La dimension autobiographique (bien que teintée de fantastique) de Turning Red semble absente de tout ce que je lis sur le film, au profit des articles lolilol sur les règles, alors qu’elle saute aux yeux. Elle me rend curieux de Domee Shi en tant qu’auteure, de ce qu’elle va creuser, explorer, répéter dans ses prochains films. Quelles thématiques elle développera et déclinera. Les capacités d’adaptation qu’impose le métissage culturel. La peur d’être transfuge (de classe, de culture) et de décevoir d’où l’on vient. La volonté de se conformer. L’urgence de s’émanciper. Mais surtout, peut-être, ce rapport contrarié à la figure maternelle, qui englobe tous ces sujets dans Bao comme dans Turning Red

 

Ming Lee, doublée par Sandra Oh dans la version originale, est le vrai personnage principal de Turning Red. Tout comme la mère de Domee Shi, consultante en cuisine chinoise sur le film Bao qui passa des années à fabriquer des bao avec sa fille durant son enfance, est le personnage principal, la matière première de ses premiers films. Et évidemment, le moins qu’on puisse dire, c’est qu’elle a eu des trucs à régler avec sa maman, ou du moins avec la pression qu’elle a pu lui mettre pour devenir exactement ce qu’elle attendait d’elle. Quelque chose de plus universel que les clichés sur les parents asiatiques pourraient laisser penser. En parlant d’elle-même, Domee Shi parle de nous tous. Je m’étonne qu’un film si personnel et manifestement autobiographique soit « réduit » à une métaphore marrante sur les premières règles, alors qu’à travers ce sujet certes intéressant à aborder avec des enfants, il nous raconte bien plus. Et a le potentiel de faire résonner d’autres choses en chacun de nous.

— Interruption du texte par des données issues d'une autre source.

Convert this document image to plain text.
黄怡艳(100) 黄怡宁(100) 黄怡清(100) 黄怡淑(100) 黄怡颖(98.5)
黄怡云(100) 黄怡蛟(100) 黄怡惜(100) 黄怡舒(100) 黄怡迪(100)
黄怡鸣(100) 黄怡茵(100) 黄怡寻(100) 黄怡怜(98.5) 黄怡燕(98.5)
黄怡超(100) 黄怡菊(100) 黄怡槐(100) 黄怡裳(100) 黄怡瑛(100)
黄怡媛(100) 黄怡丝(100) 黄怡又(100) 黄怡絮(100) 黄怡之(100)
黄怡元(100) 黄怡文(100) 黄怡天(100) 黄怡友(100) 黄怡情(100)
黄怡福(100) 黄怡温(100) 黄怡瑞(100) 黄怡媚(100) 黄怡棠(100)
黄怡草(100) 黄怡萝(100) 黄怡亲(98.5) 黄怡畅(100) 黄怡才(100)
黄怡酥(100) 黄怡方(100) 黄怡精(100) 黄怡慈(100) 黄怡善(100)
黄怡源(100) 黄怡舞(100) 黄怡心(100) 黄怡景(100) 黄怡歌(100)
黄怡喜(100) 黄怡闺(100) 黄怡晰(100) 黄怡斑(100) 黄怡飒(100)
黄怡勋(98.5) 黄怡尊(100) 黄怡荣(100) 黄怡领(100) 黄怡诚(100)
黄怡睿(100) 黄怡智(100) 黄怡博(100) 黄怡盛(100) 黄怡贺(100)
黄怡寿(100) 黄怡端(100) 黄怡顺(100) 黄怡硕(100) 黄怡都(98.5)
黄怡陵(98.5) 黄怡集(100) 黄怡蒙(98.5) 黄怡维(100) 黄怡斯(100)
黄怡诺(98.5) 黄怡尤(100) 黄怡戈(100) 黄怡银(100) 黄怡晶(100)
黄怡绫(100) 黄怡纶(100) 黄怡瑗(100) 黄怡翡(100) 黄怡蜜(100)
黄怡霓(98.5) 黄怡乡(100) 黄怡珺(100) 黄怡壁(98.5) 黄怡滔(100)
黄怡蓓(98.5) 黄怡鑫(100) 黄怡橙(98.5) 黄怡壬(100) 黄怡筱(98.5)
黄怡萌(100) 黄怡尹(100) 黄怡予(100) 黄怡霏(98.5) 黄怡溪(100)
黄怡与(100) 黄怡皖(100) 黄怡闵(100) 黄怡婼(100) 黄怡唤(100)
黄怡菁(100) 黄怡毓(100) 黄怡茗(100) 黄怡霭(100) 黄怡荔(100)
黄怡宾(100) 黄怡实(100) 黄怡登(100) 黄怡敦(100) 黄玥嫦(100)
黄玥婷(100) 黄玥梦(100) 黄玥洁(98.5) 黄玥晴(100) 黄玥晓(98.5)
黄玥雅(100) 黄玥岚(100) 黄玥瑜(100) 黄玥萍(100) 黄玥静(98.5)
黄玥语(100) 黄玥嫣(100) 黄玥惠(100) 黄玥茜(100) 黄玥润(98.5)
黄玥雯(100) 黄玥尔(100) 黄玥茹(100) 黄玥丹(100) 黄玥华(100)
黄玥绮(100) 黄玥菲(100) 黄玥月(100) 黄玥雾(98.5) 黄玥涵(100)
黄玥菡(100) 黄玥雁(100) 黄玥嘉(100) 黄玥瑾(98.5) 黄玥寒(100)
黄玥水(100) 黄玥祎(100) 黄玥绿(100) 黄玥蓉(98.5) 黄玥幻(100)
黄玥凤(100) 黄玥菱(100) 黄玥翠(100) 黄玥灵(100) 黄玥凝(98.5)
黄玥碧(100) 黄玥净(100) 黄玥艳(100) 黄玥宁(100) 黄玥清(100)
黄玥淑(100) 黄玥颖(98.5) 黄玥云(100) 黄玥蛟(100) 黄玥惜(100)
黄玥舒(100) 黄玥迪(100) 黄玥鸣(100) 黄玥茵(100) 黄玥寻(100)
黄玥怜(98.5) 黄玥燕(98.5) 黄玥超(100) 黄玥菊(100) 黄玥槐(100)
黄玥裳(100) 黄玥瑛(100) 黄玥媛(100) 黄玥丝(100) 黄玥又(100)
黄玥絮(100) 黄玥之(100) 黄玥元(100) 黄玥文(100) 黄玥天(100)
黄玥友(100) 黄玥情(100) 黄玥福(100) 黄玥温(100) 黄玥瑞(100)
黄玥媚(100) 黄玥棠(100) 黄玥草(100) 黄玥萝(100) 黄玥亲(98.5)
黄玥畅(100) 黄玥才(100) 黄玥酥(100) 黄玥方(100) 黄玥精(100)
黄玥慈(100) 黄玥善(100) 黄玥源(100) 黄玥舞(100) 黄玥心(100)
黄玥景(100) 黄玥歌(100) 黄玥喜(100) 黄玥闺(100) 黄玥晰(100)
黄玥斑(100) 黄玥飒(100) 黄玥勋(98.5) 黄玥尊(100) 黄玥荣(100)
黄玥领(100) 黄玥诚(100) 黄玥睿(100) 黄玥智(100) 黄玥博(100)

2 thoughts on “Mommy Issues

  1. Matoo

    mars 28, 2022 at 2:32

    J’ai cru aussi que ça me plairait beaucoup plus. Il y a quelques trucs sympas, mais globalement pour moi le film est passé à côté. Surtout à côté de l’immense « vice-versa » et son sujet de la dépression chez une gamine, on se dit que le passage à la puberté aurait pu être un truc de ouf. Mais non.
    Je me suis demandé aussi si on pouvait traiter avec autant de libertés les clichés asiatiques (tiger mum and co) que des clichés afro-américains ou d’autres segments, et il me semble que non. ^^

    • Vinsh

      mars 28, 2022 at 2:39

      Clairement, il y a encore une forme de laisser-passer sur les clichés asiatiques, d’autres communautés seraient très vite défendues face à certains des clichés mis en scène. Mais la réalisatrice est asiatique et elle fait une comédie sur sa propre expérience familiale, donc je suppose qu’on peut ici prendre les clichés sur les familles asiatiques au même niveau que chez Margaret Cho ou Ali Wong.